Merge pull request #745 from shivaram/loss-update-fix

Remove duplicate loss history in Gradient Descent

Merge pull request #745 from shivaram/loss-update-fix
1e1ffb19 · atalwalkar · 207548b6 · 3ca9faa3 · 1e1ffb19 · 1e1ffb19
Commit 1e1ffb19 authored 11 years ago by atalwalkar
--- a/mllib/src/main/scala/spark/mllib/classification/LogisticRegression.scala
+++ b/mllib/src/main/scala/spark/mllib/classification/LogisticRegression.scala
@@ -151,7 +151,6 @@ object LogisticRegressionLocalRandomSGD {
      input: RDD[(Int, Array[Double])],
      numIterations: Int,
      stepSize: Double,
-
      miniBatchFraction: Double,
      initialWeights: Array[Double])
    : LogisticRegressionModel =
@@ -174,7 +173,6 @@ object LogisticRegressionLocalRandomSGD {
      input: RDD[(Int, Array[Double])],
      numIterations: Int,
      stepSize: Double,
-
      miniBatchFraction: Double)
    : LogisticRegressionModel =
  {
@@ -195,8 +193,7 @@ object LogisticRegressionLocalRandomSGD {
  def train(
      input: RDD[(Int, Array[Double])],
      numIterations: Int,
-      stepSize: Double
-      )
+      stepSize: Double)
    : LogisticRegressionModel =
  {
    train(input, numIterations, stepSize, 1.0)

--- a/mllib/src/main/scala/spark/mllib/optimization/GradientDescent.scala
+++ b/mllib/src/main/scala/spark/mllib/optimization/GradientDescent.scala
@@ -61,7 +61,7 @@ object GradientDescent {

    // Initialize weights as a column vector
    var weights = new DoubleMatrix(initialWeights.length, 1, initialWeights:_*)
-    var reg_val = 0.0
+    var regVal = 0.0

    for (i <- 1 to numIters) {
      val (gradientSum, lossSum) = data.sample(false, miniBatchFraction, 42+i).map {
@@ -71,15 +71,14 @@ object GradientDescent {
          (grad, loss)
      }.reduce((a, b) => (a._1.addi(b._1), a._2 + b._2))
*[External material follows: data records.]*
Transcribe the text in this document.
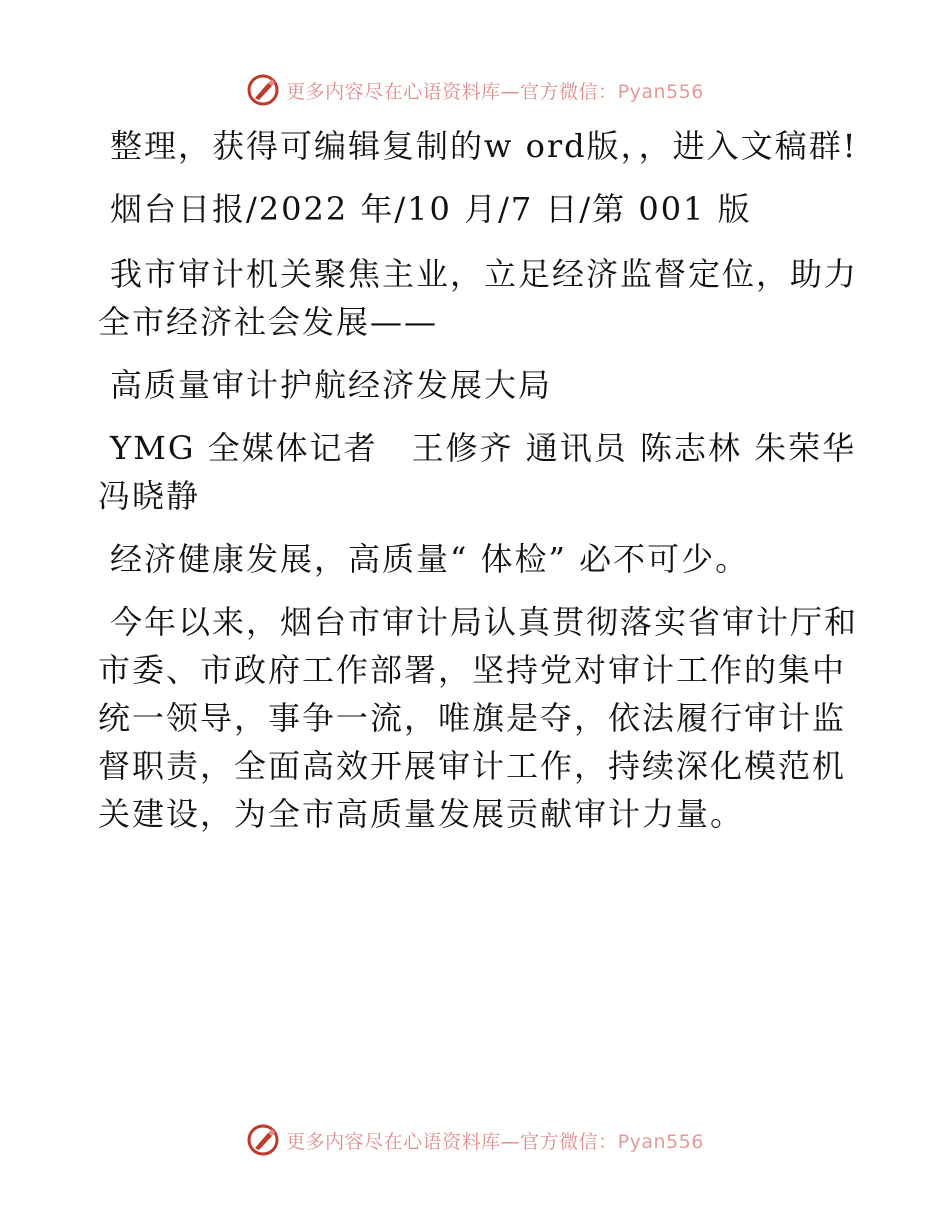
更多内容尽在心语资料库—官方微信：Pyan556

整理，获得可编辑复制的w ord版，，进入文稿群!

烟台日报/2022 年/10 月/7 日/第 001 版

我市审计机关聚焦主业，立足经济监督定位，助力全市经济社会发展——

高质量审计护航经济发展大局

YMG 全媒体记者　王修齐 通讯员 陈志林 朱荣华 冯晓静

经济健康发展，高质量“ 体检” 必不可少。

今年以来，烟台市审计局认真贯彻落实省审计厅和市委、市政府工作部署，坚持党对审计工作的集中统一领导，事争一流，唯旗是夺，依法履行审计监督职责，全面高效开展审计工作，持续深化模范机关建设，为全市高质量发展贡献审计力量。

更多内容尽在心语资料库—官方微信：Pyan556
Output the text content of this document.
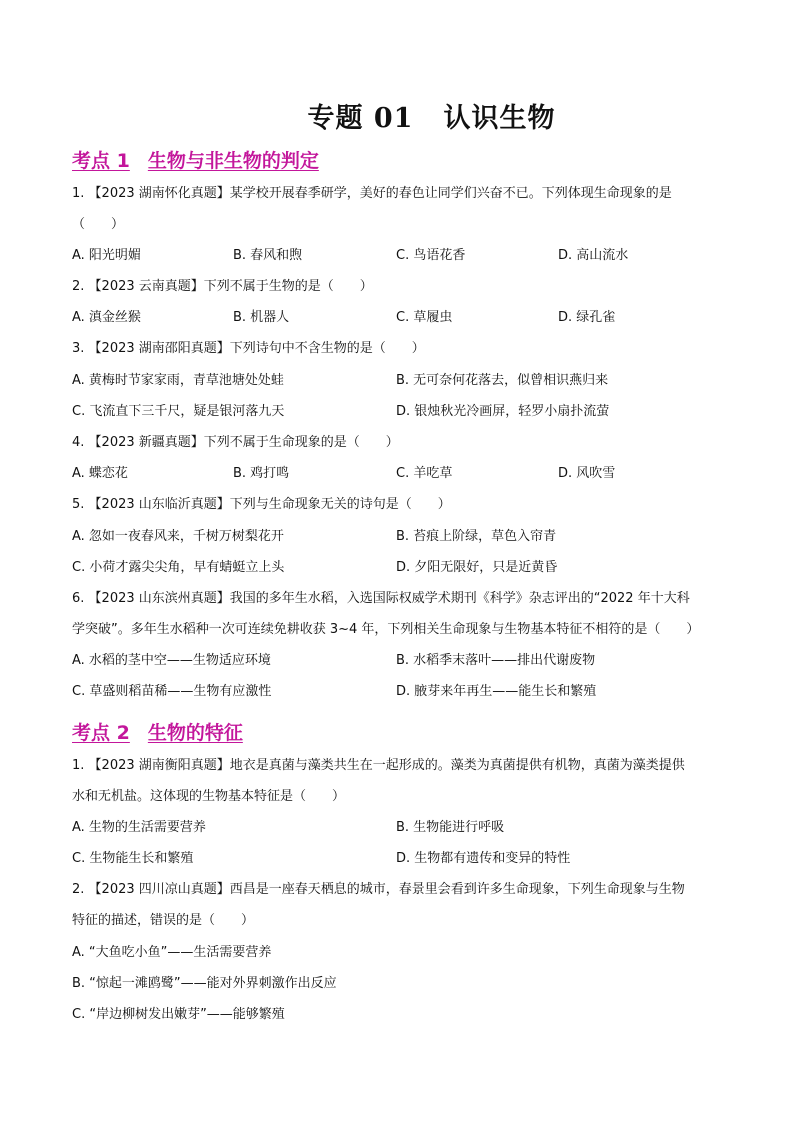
专题 01 认识生物
考点 1 生物与非生物的判定
1. 【2023 湖南怀化真题】某学校开展春季研学，美好的春色让同学们兴奋不已。下列体现生命现象的是
（　　）
A. 阳光明媚	B. 春风和煦	C. 鸟语花香	D. 高山流水
2. 【2023 云南真题】下列不属于生物的是（　　）
A. 滇金丝猴	B. 机器人	C. 草履虫	D. 绿孔雀
3. 【2023 湖南邵阳真题】下列诗句中不含生物的是（　　）
A. 黄梅时节家家雨，青草池塘处处蛙	B. 无可奈何花落去，似曾相识燕归来
C. 飞流直下三千尺，疑是银河落九天	D. 银烛秋光冷画屏，轻罗小扇扑流萤
4. 【2023 新疆真题】下列不属于生命现象的是（　　）
A. 蝶恋花	B. 鸡打鸣	C. 羊吃草	D. 风吹雪
5. 【2023 山东临沂真题】下列与生命现象无关的诗句是（　　）
A. 忽如一夜春风来，千树万树梨花开	B. 苔痕上阶绿，草色入帘青
C. 小荷才露尖尖角，早有蜻蜓立上头	D. 夕阳无限好，只是近黄昏
6. 【2023 山东滨州真题】我国的多年生水稻，入选国际权威学术期刊《科学》杂志评出的“2022 年十大科
学突破”。多年生水稻种一次可连续免耕收获 3~4 年，下列相关生命现象与生物基本特征不相符的是（　　）
A. 水稻的茎中空——生物适应环境	B. 水稻季末落叶——排出代谢废物
C. 草盛则稻苗稀——生物有应激性	D. 腋芽来年再生——能生长和繁殖
考点 2 生物的特征
1. 【2023 湖南衡阳真题】地衣是真菌与藻类共生在一起形成的。藻类为真菌提供有机物，真菌为藻类提供
水和无机盐。这体现的生物基本特征是（　　）
A. 生物的生活需要营养	B. 生物能进行呼吸
C. 生物能生长和繁殖	D. 生物都有遗传和变异的特性
2. 【2023 四川凉山真题】西昌是一座春天栖息的城市，春景里会看到许多生命现象，下列生命现象与生物
特征的描述，错误的是（　　）
A. “大鱼吃小鱼”——生活需要营养
B. “惊起一滩鸥鹭”——能对外界刺激作出反应
C. “岸边柳树发出嫩芽”——能够繁殖
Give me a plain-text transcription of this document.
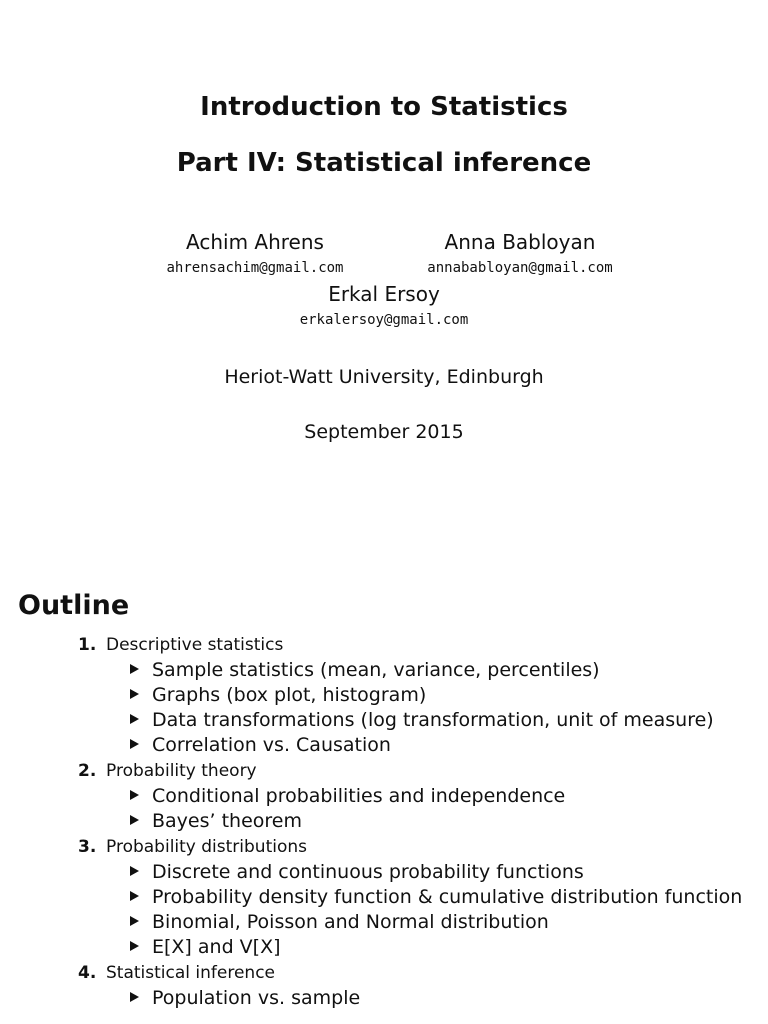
Introduction to Statistics
Part IV: Statistical inference
Achim Ahrens
ahrensachim@gmail.com
Anna Babloyan
annababloyan@gmail.com
Erkal Ersoy
erkalersoy@gmail.com
Heriot-Watt University, Edinburgh
September 2015
Outline
1. Descriptive statistics
Sample statistics (mean, variance, percentiles)
Graphs (box plot, histogram)
Data transformations (log transformation, unit of measure)
Correlation vs. Causation
2. Probability theory
Conditional probabilities and independence
Bayes’ theorem
3. Probability distributions
Discrete and continuous probability functions
Probability density function & cumulative distribution function
Binomial, Poisson and Normal distribution
E[X] and V[X]
4. Statistical inference
Population vs. sample
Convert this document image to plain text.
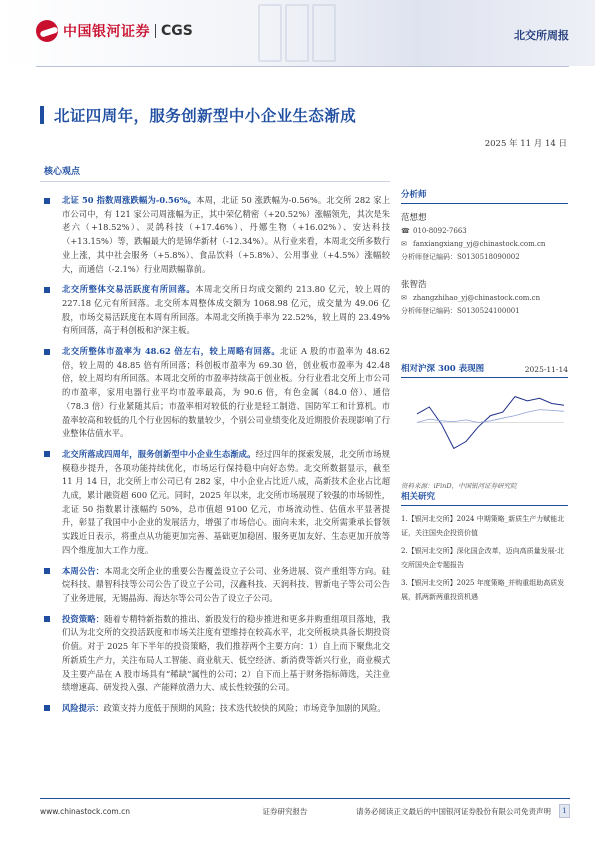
中国银河证券 CGS	北交所周报
北证四周年，服务创新型中小企业生态渐成
2025 年 11 月 14 日
核心观点
北证 50 指数周涨跌幅为-0.56%。本周，北证 50 涨跌幅为-0.56%。北交所 282 家上市公司中，有 121 家公司周涨幅为正，其中荣亿精密（+20.52%）涨幅领先，其次是朱老六（+18.52%）、灵鸽科技（+17.46%）、丹娜生物（+16.02%）、安达科技（+13.15%）等，跌幅最大的是锦华新材（-12.34%）。从行业来看，本周北交所多数行业上涨，其中社会服务（+5.8%）、食品饮料（+5.8%）、公用事业（+4.5%）涨幅较大，而通信（-2.1%）行业周跌幅靠前。
北交所整体交易活跃度有所回落。本周北交所日均成交额约 213.80 亿元，较上周的 227.18 亿元有所回落。北交所本周整体成交额为 1068.98 亿元，成交量为 49.06 亿股，市场交易活跃度在本周有所回落。本周北交所换手率为 22.52%，较上周的 23.49%有所回落，高于科创板和沪深主板。
北交所整体市盈率为 48.62 倍左右，较上周略有回落。北证 A 股的市盈率为 48.62 倍，较上周的 48.85 倍有所回落；科创板市盈率为 69.30 倍，创业板市盈率为 42.48 倍，较上周均有所回落。本周北交所的市盈率持续高于创业板。分行业看北交所上市公司的市盈率，家用电器行业平均市盈率最高，为 90.6 倍，有色金属（84.0 倍）、通信（78.3 倍）行业紧随其后；市盈率相对较低的行业是轻工制造、国防军工和计算机。市盈率较高和较低的几个行业因标的数量较少，个别公司业绩变化及近期股价表现影响了行业整体估值水平。
北交所落成四周年，服务创新型中小企业生态渐成。经过四年的探索发展，北交所市场规模稳步提升，各项功能持续优化，市场运行保持稳中向好态势。北交所数据显示，截至 11 月 14 日，北交所上市公司已有 282 家，中小企业占比近八成，高新技术企业占比超九成，累计融资超 600 亿元。同时，2025 年以来，北交所市场展现了较强的市场韧性，北证 50 指数累计涨幅约 50%，总市值超 9100 亿元，市场流动性、估值水平显著提升，彰显了我国中小企业的发展活力，增强了市场信心。面向未来，北交所需秉承长督领实践近日表示，将重点从功能更加完善、基础更加稳固、服务更加友好、生态更加开放等四个维度加大工作力度。
本周公告：本周北交所企业的重要公告覆盖设立子公司、业务进展、资产重组等方向。硅烷科技、鼎智科技等公司公告了设立子公司，汉鑫科技、天润科技、智新电子等公司公告了业务进展，无锡晶海、海达尔等公司公告了设立子公司。
投资策略：随着专精特新指数的推出、新股发行的稳步推进和更多并购重组项目落地，我们认为北交所的交投活跃度和市场关注度有望维持在较高水平，北交所板块具备长期投资价值。对于 2025 年下半年的投资策略，我们推荐两个主要方向：1）自上而下聚焦北交所新质生产力，关注布局人工智能、商业航天、低空经济、新消费等新兴行业，商业模式及主要产品在 A 股市场具有“稀缺”属性的公司；2）自下而上基于财务指标筛选，关注业绩增速高、研发投入强、产能释放潜力大、成长性较强的公司。
风险提示：政策支持力度低于预期的风险；技术迭代较快的风险；市场竞争加剧的风险。
分析师
范想想
☎ 010-8092-7663
✉ fanxiangxiang_yj@chinastock.com.cn
分析师登记编码：S0130518090002
张智浩
✉ zhangzhihao_yj@chinastock.com.cn
分析师登记编码：S0130524100001
相对沪深 300 表现图	2025-11-14
资料来源：iFinD，中国银河证券研究院
相关研究
1.【银河北交所】2024 中期策略_新质生产力赋能北证，关注国央企投资价值
2.【银河北交所】深化国企改革，迈向高质量发展-北交所国央企专题报告
3.【银河北交所】2025 年度策略_并购重组助高质发展，抓两新两重投资机遇
www.chinastock.com.cn	证券研究报告	请务必阅读正文最后的中国银河证券股份有限公司免责声明	1
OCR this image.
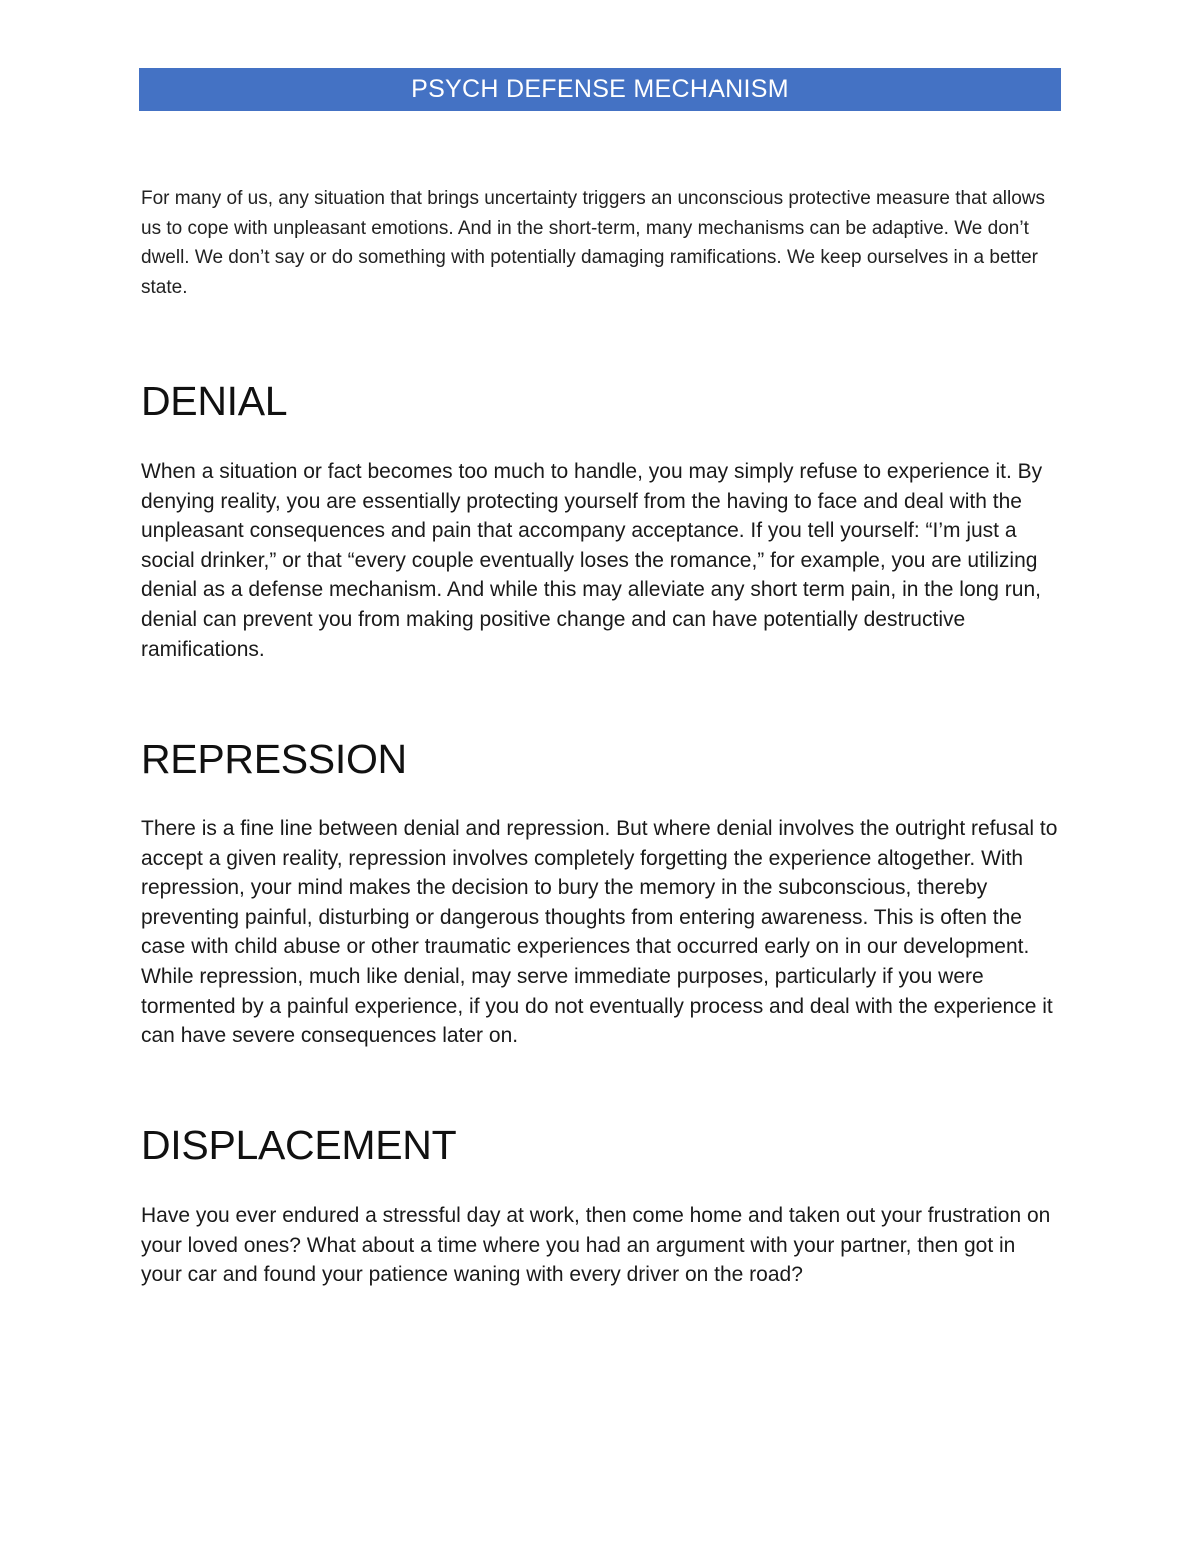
PSYCH DEFENSE MECHANISM

For many of us, any situation that brings uncertainty triggers an unconscious protective measure that allows us to cope with unpleasant emotions. And in the short-term, many mechanisms can be adaptive. We don’t dwell. We don’t say or do something with potentially damaging ramifications. We keep ourselves in a better state.

DENIAL

When a situation or fact becomes too much to handle, you may simply refuse to experience it. By denying reality, you are essentially protecting yourself from the having to face and deal with the unpleasant consequences and pain that accompany acceptance. If you tell yourself: “I’m just a social drinker,” or that “every couple eventually loses the romance,” for example, you are utilizing denial as a defense mechanism. And while this may alleviate any short term pain, in the long run, denial can prevent you from making positive change and can have potentially destructive ramifications.

REPRESSION

There is a fine line between denial and repression. But where denial involves the outright refusal to accept a given reality, repression involves completely forgetting the experience altogether. With repression, your mind makes the decision to bury the memory in the subconscious, thereby preventing painful, disturbing or dangerous thoughts from entering awareness. This is often the case with child abuse or other traumatic experiences that occurred early on in our development. While repression, much like denial, may serve immediate purposes, particularly if you were tormented by a painful experience, if you do not eventually process and deal with the experience it can have severe consequences later on.

DISPLACEMENT

Have you ever endured a stressful day at work, then come home and taken out your frustration on your loved ones? What about a time where you had an argument with your partner, then got in your car and found your patience waning with every driver on the road?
-      stochasticLossHistory.append(lossSum / miniBatchSize + reg_val)
+      /**
+       * NOTE(Xinghao): lossSum is computed using the weights from the previous iteration
+       * and regVal is the regularization value computed in the previous iteration as well.
+       */
+      stochasticLossHistory.append(lossSum / miniBatchSize + regVal)
      val update = updater.compute(weights, gradientSum.div(miniBatchSize), stepSize, i, regParam)
      weights = update._1
-      reg_val = update._2
-      stochasticLossHistory.append(lossSum / miniBatchSize + reg_val)
-      /*
-      * NOTE(Xinghao): The loss here is sum of lossSum computed using the weights before applying updater,
-      * and reg_val using weights after applying updater
-      */
+      regVal = update._2
    }

    (weights.toArray, stochasticLossHistory.toArray)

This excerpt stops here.